# TARDIS Analysis Tool Documentation 📊
This tool is designed to analyze and compare TARDIS regression data across different commits. It provides visualization capabilities using Plotly for:

1. **Direct Spectrum Comparison**: Compares the luminosity vs wavelength plots across different commits
2. **Residual Analysis**: Shows the fractional differences between spectra from different commits



## Imports 📥

In [None]:
import os
from git import Repo
from tardis_analysis import (
    process_commits, load_h5_data, SPECTRUM_KEYS, PLOTLY_COLORS,
    commits
)
from tardis_analysis.combined_viz import plot_combined_analysis_plotly
import plotly.graph_objects as go
from plotly.subplots import make_subplots

## Configuration Settings ⚙️

The configuration dictionary defines essential parameters for the analysis:

- **Repository Paths**:
  - `tardis_repo`: Path to TARDIS repository
  - `regression_data_repo`: Path to regression data repository

- **Parameters**:
  - `branch`: Target branch for analysis (default: "master")
  - `n`: Number of commits to analyze (default: 2), will be ignored if commits list is provided
  - `target_file`: Path to HDF5 file containing spectrum solver test data
  - `save_plots`: Boolean flag to enable plot saving (default: True)
  - `gap`: Number of days between each commit
  - `info`: If True, returns a DataFrame with hash, author, and message; otherwise returns a list of hashes

- **Optional Parameters**:
  - `commits`: List of specific commit hashes (commented out by default)
  - `output_dir`: Custom output directory (defaults to "comparison_plots" in tardis_repo if None)

In [None]:
# commits.calculate_commits(n=10, gap=0, info=True)

In [None]:
config = {
    "tardis_repo": "/home/riddhi/workspace/tardis-main/tardis",
    "regression_data_repo": "/home/riddhi/workspace/tardis-main/tardis-regression-data",
    "branch": "master",
    "n": 3,
    "target_file": "tardis/spectrum/tests/test_spectrum_solver/test_spectrum_solver/TestSpectrumSolver.h5",
    "output_dir": None,
    "commits": ["300e565e83112528faaa76e970057ffb1b13f743", "2a06fdfb60190bbd9b49ff572d78772607138660", "2d775dcd1c486227532f537fc41066e942000e56"],  # Uncomment for specific commits
    # "commits": commits.calculate_commits(n=10, gap=0, info=False), #Uncomment for n commits with custom gap
    "save_plots": True
}

if config["output_dir"] is None:
    config["output_dir"] = os.path.join(config["tardis_repo"], "comparison_plots")

## Process Commits ↻

This code processes either specific commits or the latest `n` commits from the TARDIS repository. For each commit, it runs regression tests, generates reference data, and stores the results in the regression data repository. The function returns the processed commit hashes, corresponding regression commit hashes, original HEAD position, and the target file path.
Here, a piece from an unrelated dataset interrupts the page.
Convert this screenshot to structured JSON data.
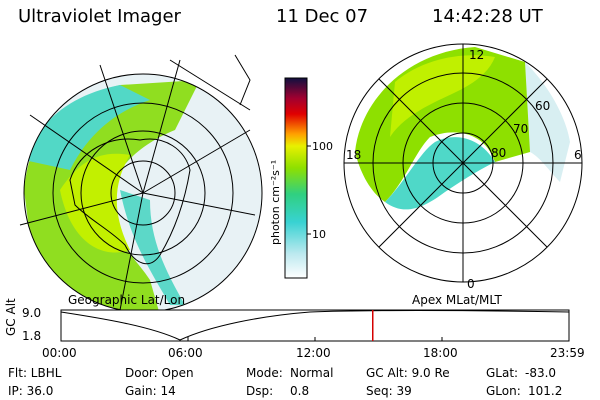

It handles both specific commit inputs (via `commits` parameter) and default behavior (latest `n` commits), ensuring proper repository state management throughout the process.


In [None]:
if config.get("commits"):
    processed_commits, regression_commits, original_head, target_file_path = process_commits(
        config["tardis_repo"], config["regression_data_repo"], 
        config["branch"], config["target_file"], 
        commits_input=config["commits"]
    )
else:
    processed_commits, regression_commits, original_head, target_file_path = process_commits(
        config["tardis_repo"], config["regression_data_repo"], 
        config["branch"], config["target_file"], 
        n=config["n"]
    )

## Load HDF5 Data 📊

This code loads spectrum data from the regression repository for each processed commit. It initializes an empty list `commit_data`, then iterates through each regression commit to load the corresponding HDF5 data. For each commit, it checks out the commit, loads wavelength and luminosity data using `load_h5_data()`, and stores it in the list.
After processing all commits, it resets the repository to its original state and returns to the main branch.

In [None]:
commit_data = []
regression_repo = Repo(config["regression_data_repo"])

for reg_commit in regression_commits:
    regression_repo.git.checkout(reg_commit)
    commit_data.append(load_h5_data(target_file_path, SPECTRUM_KEYS))

regression_repo.git.reset('--hard', original_head)
regression_repo.git.checkout('main')

## Display Plots 📈
This cell creates and saves visualization plots using Plotly. It sets up a 2x2 subplot grid for spectrum analysis and generates both direct comparison and residual plots when `save_plots` is enabled. The plots are saved in the configured output directory as interactive HTML files.

### Spectrum Plot

The spectrum plot shows the relationship between wavelength ($\lambda$) and luminosity ($L$) for each commit:

$$L(\lambda) = f(\lambda)$$

where:
- $L(\lambda)$ is the luminosity at wavelength $\lambda$
- $f(\lambda)$ represents the spectral energy distribution function

### Residual Plot

The residual plot shows the fractional difference between spectra from different commits:

$$R(\lambda) = \frac{L_2(\lambda) - L_1(\lambda)}{L_1(\lambda)} \times 100\%$$

where:
- $R(\lambda)$ is the residual at wavelength $\lambda$
- $L_1(\lambda)$ is the luminosity from the reference commit
- $L_2(\lambda)$ is the luminosity from the comparison commit
- The result is expressed as a percentage difference

The code ensures the output directory exists before saving and handles both types of plots: luminosity vs wavelength comparisons and fractional residuals across commits.

In [None]:
output_dir = os.path.abspath(config["output_dir"])
fig = plot_combined_analysis_plotly(
    commit_data,
    SPECTRUM_KEYS,
    output_dir,
    commit_hashes=processed_commits
)

fig.show()